Campaigners argued that limits to data protection are permitted under the GDPR, but these have to be “narrow” and include safeguards to protect individuals.
In October 2019, however, the High Court ruled that the immigration control provision in the UK data protection act was not unlawful. The groups therefore decided to appeal the decision.
The Court of Appeal has now ruled that the immigration exemption is disproportionate and incompatible with the General Data Protection Regulation, the EU law on digital rights that forms the basis of the UK act. The Court said that law will have to change and will determine what remedies are needed to fix the problem at a hearing planned in summer.
“We welcome today’s judgment, especially as we represent millions of EU citizens who for the first time have to hand their personal data to the Home Office and its contractors to be able to stay in the UK,” said the3million co-founder Maike Bohn.
Millions of people are affected by the decision, including EU citizens who have to apply for settled status by June 30th to secure their post-Brexit rights in the UK. “Winning the appeal means we can hopefully reintroduce much-needed scrutiny so errors and data misuse cannot go undetected,” Bohn continued.
At an online event on Tuesday, Catherine Barnard, Professor of EU law at the University of Cambridge, noted many EU citizens, especially from Eastern Europe, do not trust state institutions and concerns about the possible misuse of their personal data has been cited in reseach as a reason why people are avoiding to apply for settled status.
“If the Government holds information about you, it should only be in the most exceptional circumstances that it is denied to you, such as during a criminal investigation. Treating all immigrants like criminals and suspects is simply wrong,” added Sahdya Darr, Open Rights Group’s immigration policy manager.
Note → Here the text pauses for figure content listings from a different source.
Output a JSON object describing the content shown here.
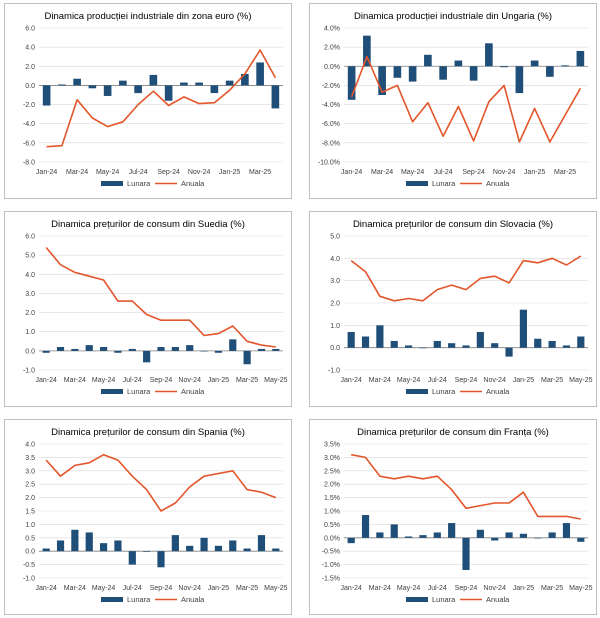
{
  "colors": {
    "monthly": "#1f4e79",
    "annual": "#e3552a",
    "grid": "#d9d9d9",
    "axis": "#808080"
  },
  "chart_data": [
    {
      "type": "bar+line",
      "title": "Dinamica producției industriale din zona euro (%)",
      "x": [
        "Jan-24",
        "Feb-24",
        "Mar-24",
        "Apr-24",
        "May-24",
        "Jun-24",
        "Jul-24",
        "Aug-24",
        "Sep-24",
        "Oct-24",
        "Nov-24",
        "Dec-24",
        "Jan-25",
        "Feb-25",
        "Mar-25",
        "Apr-25"
      ],
      "x_tick_labels": [
        "Jan-24",
        "Mar-24",
        "May-24",
        "Jul-24",
        "Sep-24",
        "Nov-24",
        "Jan-25",
        "Mar-25"
      ],
      "y_ticks": [
        "6.0",
        "4.0",
        "2.0",
        "0.0",
        "-2.0",
        "-4.0",
        "-6.0",
        "-8.0"
      ],
      "ylim": [
        -8,
        6
      ],
      "series": [
        {
          "name": "Lunara",
          "type": "bar",
          "values": [
            -2.1,
            0.1,
            0.7,
            -0.3,
            -1.1,
            0.5,
            -0.8,
            1.1,
            -1.6,
            0.3,
            0.3,
            -0.8,
            0.5,
            1.2,
            2.4,
            -2.4
          ]
        },
        {
          "name": "Anuala",
          "type": "line",
          "values": [
            -6.4,
            -6.3,
            -1.5,
            -3.4,
            -4.3,
            -3.8,
            -2.0,
            -0.6,
            -2.1,
            -1.2,
            -1.9,
            -1.8,
            -0.5,
            1.2,
            3.7,
            0.8
          ]
        }
      ],
      "legend": [
        "Lunara",
        "Anuala"
      ]
    },
    {
      "type": "bar+line",
      "title": "Dinamica producției industriale din Ungaria (%)",
      "x": [
        "Jan-24",
        "Feb-24",
        "Mar-24",
        "Apr-24",
        "May-24",
        "Jun-24",
        "Jul-24",
        "Aug-24",
        "Sep-24",
        "Oct-24",
        "Nov-24",
        "Dec-24",
        "Jan-25",
        "Feb-25",
        "Mar-25",
        "Apr-25"
      ],
      "x_tick_labels": [
        "Jan-24",
        "Mar-24",
        "May-24",
        "Jul-24",
        "Sep-24",
        "Nov-24",
        "Jan-25",
        "Mar-25"
      ],
      "y_ticks": [
        "4.0%",
        "2.0%",
        "0.0%",
        "-2.0%",
        "-4.0%",
        "-6.0%",
        "-8.0%",
        "-10.0%"
      ],
      "ylim": [
        -10,
        4
      ],
      "series": [
        {
          "name": "Lunara",
          "type": "bar",
          "values": [
            -3.5,
            3.2,
            -3.0,
            -1.2,
            -1.6,
            1.2,
            -1.4,
            0.6,
            -1.5,
            2.4,
            -0.1,
            -2.8,
            0.6,
            -1.1,
            0.1,
            1.6
          ]
        },
        {
          "name": "Anuala",
          "type": "line",
          "values": [
            -3.2,
            1.0,
            -2.7,
            -2.0,
            -5.8,
            -3.8,
            -7.3,
            -4.2,
            -7.8,
            -3.7,
            -2.0,
            -7.9,
            -4.4,
            -7.9,
            -5.1,
            -2.3
          ]
        }
      ],
      "legend": [
        "Lunara",
        "Anuala"
      ]
    },
    {
      "type": "bar+line",
      "title": "Dinamica prețurilor de consum din Suedia (%)",
      "x": [
        "Jan-24",
        "Feb-24",
        "Mar-24",
        "Apr-24",
        "May-24",
        "Jun-24",
        "Jul-24",
        "Aug-24",
        "Sep-24",
        "Oct-24",
        "Nov-24",
        "Dec-24",
        "Jan-25",
        "Feb-25",
        "Mar-25",
        "Apr-25",
        "May-25"
      ],
      "x_tick_labels": [
        "Jan-24",
        "Mar-24",
        "May-24",
        "Jul-24",
        "Sep-24",
        "Nov-24",
        "Jan-25",
        "Mar-25",
        "May-25"
      ],
      "y_ticks": [
        "6.0",
        "5.0",
        "4.0",
        "3.0",
        "2.0",
        "1.0",
        "0.0",
        "-1.0"
      ],
      "ylim": [
        -1,
        6
      ],
      "series": [
        {
          "name": "Lunara",
          "type": "bar",
          "values": [
            -0.1,
            0.2,
            0.1,
            0.3,
            0.2,
            -0.1,
            0.1,
            -0.6,
            0.2,
            0.2,
            0.3,
            0.0,
            -0.1,
            0.6,
            -0.7,
            0.1,
            0.1
          ]
        },
        {
          "name": "Anuala",
          "type": "line",
          "values": [
            5.4,
            4.5,
            4.1,
            3.9,
            3.7,
            2.6,
            2.6,
            1.9,
            1.6,
            1.6,
            1.6,
            0.8,
            0.9,
            1.3,
            0.5,
            0.3,
            0.2
          ]
        }
      ],
      "legend": [
        "Lunara",
        "Anuala"
      ]
    },
    {
      "type": "bar+line",
      "title": "Dinamica prețurilor de consum din Slovacia (%)",
      "x": [
        "Jan-24",
        "Feb-24",
        "Mar-24",
        "Apr-24",
        "May-24",
        "Jun-24",
        "Jul-24",
        "Aug-24",
        "Sep-24",
        "Oct-24",
        "Nov-24",
        "Dec-24",
        "Jan-25",
        "Feb-25",
        "Mar-25",
        "Apr-25",
        "May-25"
      ],
      "x_tick_labels": [
        "Jan-24",
        "Mar-24",
        "May-24",
        "Jul-24",
        "Sep-24",
        "Nov-24",
        "Jan-25",
        "Mar-25",
        "May-25"
      ],
      "y_ticks": [
        "5.0",
        "4.0",
        "3.0",
        "2.0",
        "1.0",
        "0.0",
        "-1.0"
      ],
      "ylim": [
        -1,
        5
      ],
      "series": [
        {
          "name": "Lunara",
          "type": "bar",
          "values": [
            0.7,
            0.5,
            1.0,
            0.3,
            0.1,
            0.0,
            0.3,
            0.2,
            0.1,
            0.7,
            0.2,
            -0.4,
            1.7,
            0.4,
            0.3,
            0.1,
            0.5
          ]
        },
        {
          "name": "Anuala",
          "type": "line",
          "values": [
            3.9,
            3.4,
            2.3,
            2.1,
            2.2,
            2.1,
            2.6,
            2.8,
            2.6,
            3.1,
            3.2,
            2.9,
            3.9,
            3.8,
            4.0,
            3.7,
            4.1
          ]
        }
      ],
      "legend": [
        "Lunara",
        "Anuala"
      ]
    },
    {
      "type": "bar+line",
      "title": "Dinamica prețurilor de consum din Spania (%)",
      "x": [
        "Jan-24",
        "Feb-24",
        "Mar-24",
        "Apr-24",
        "May-24",
        "Jun-24",
        "Jul-24",
        "Aug-24",
        "Sep-24",
        "Oct-24",
        "Nov-24",
        "Dec-24",
        "Jan-25",
        "Feb-25",
        "Mar-25",
        "Apr-25",
        "May-25"
      ],
      "x_tick_labels": [
        "Jan-24",
        "Mar-24",
        "May-24",
        "Jul-24",
        "Sep-24",
        "Nov-24",
        "Jan-25",
        "Mar-25",
        "May-25"
      ],
      "y_ticks": [
        "4.0",
        "3.5",
        "3.0",
        "2.5",
        "2.0",
        "1.5",
        "1.0",
        "0.5",
        "0.0",
        "-0.5",
        "-1.0"
      ],
      "ylim": [
        -1,
        4
      ],
      "series": [
        {
          "name": "Lunara",
          "type": "bar",
          "values": [
            0.1,
            0.4,
            0.8,
            0.7,
            0.3,
            0.4,
            -0.5,
            0.0,
            -0.6,
            0.6,
            0.2,
            0.5,
            0.2,
            0.4,
            0.1,
            0.6,
            0.1
          ]
        },
        {
          "name": "Anuala",
          "type": "line",
          "values": [
            3.4,
            2.8,
            3.2,
            3.3,
            3.6,
            3.4,
            2.8,
            2.3,
            1.5,
            1.8,
            2.4,
            2.8,
            2.9,
            3.0,
            2.3,
            2.2,
            2.0
          ]
        }
      ],
      "legend": [
        "Lunara",
        "Anuala"
      ]
    },
    {
      "type": "bar+line",
      "title": "Dinamica prețurilor de consum din Franța (%)",
      "x": [
        "Jan-24",
        "Feb-24",
        "Mar-24",
        "Apr-24",
        "May-24",
        "Jun-24",
        "Jul-24",
        "Aug-24",
        "Sep-24",
        "Oct-24",
        "Nov-24",
        "Dec-24",
        "Jan-25",
        "Feb-25",
        "Mar-25",
        "Apr-25",
        "May-25"
      ],
      "x_tick_labels": [
        "Jan-24",
        "Mar-24",
        "May-24",
        "Jul-24",
        "Sep-24",
        "Nov-24",
        "Jan-25",
        "Mar-25",
        "May-25"
      ],
      "y_ticks": [
        "3.5%",
        "3.0%",
        "2.5%",
        "2.0%",
        "1.5%",
        "1.0%",
        "0.5%",
        "0.0%",
        "-0.5%",
        "-1.0%",
        "-1.5%"
      ],
      "ylim": [
        -1.5,
        3.5
      ],
      "series": [
        {
          "name": "Lunara",
          "type": "bar",
          "values": [
            -0.2,
            0.85,
            0.2,
            0.5,
            0.05,
            0.1,
            0.2,
            0.55,
            -1.2,
            0.3,
            -0.1,
            0.2,
            0.15,
            0.0,
            0.2,
            0.55,
            -0.15
          ]
        },
        {
          "name": "Anuala",
          "type": "line",
          "values": [
            3.1,
            3.0,
            2.3,
            2.2,
            2.3,
            2.2,
            2.3,
            1.8,
            1.1,
            1.2,
            1.3,
            1.3,
            1.7,
            0.8,
            0.8,
            0.8,
            0.7
          ]
        }
      ],
      "legend": [
        "Lunara",
        "Anuala"
      ]
    }
  ]
}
UK law ‘adequate’ for EU data transfer
From the name and address to bank and health records, the protection of personal data in the European Union is recognised under the Charter of Fundamental Rights and regulated by the GDPR.
Personal data can be transferred from EU to non-EU countries such as the UK if their legislation is deemed “adequate”, meaning it guarantees a similar level of protection. Otherwise extra safeguards, such as encryption, contractual clauses and codes of conduct, are required.
As the UK has withdrawn from the Union, the EU is preparing to declare that British law guarantees “adequate” protection of personal information.
Because of concerns about the way data will be used, however, the European Commission has proposed for the first time to review the adequacy decision every four years.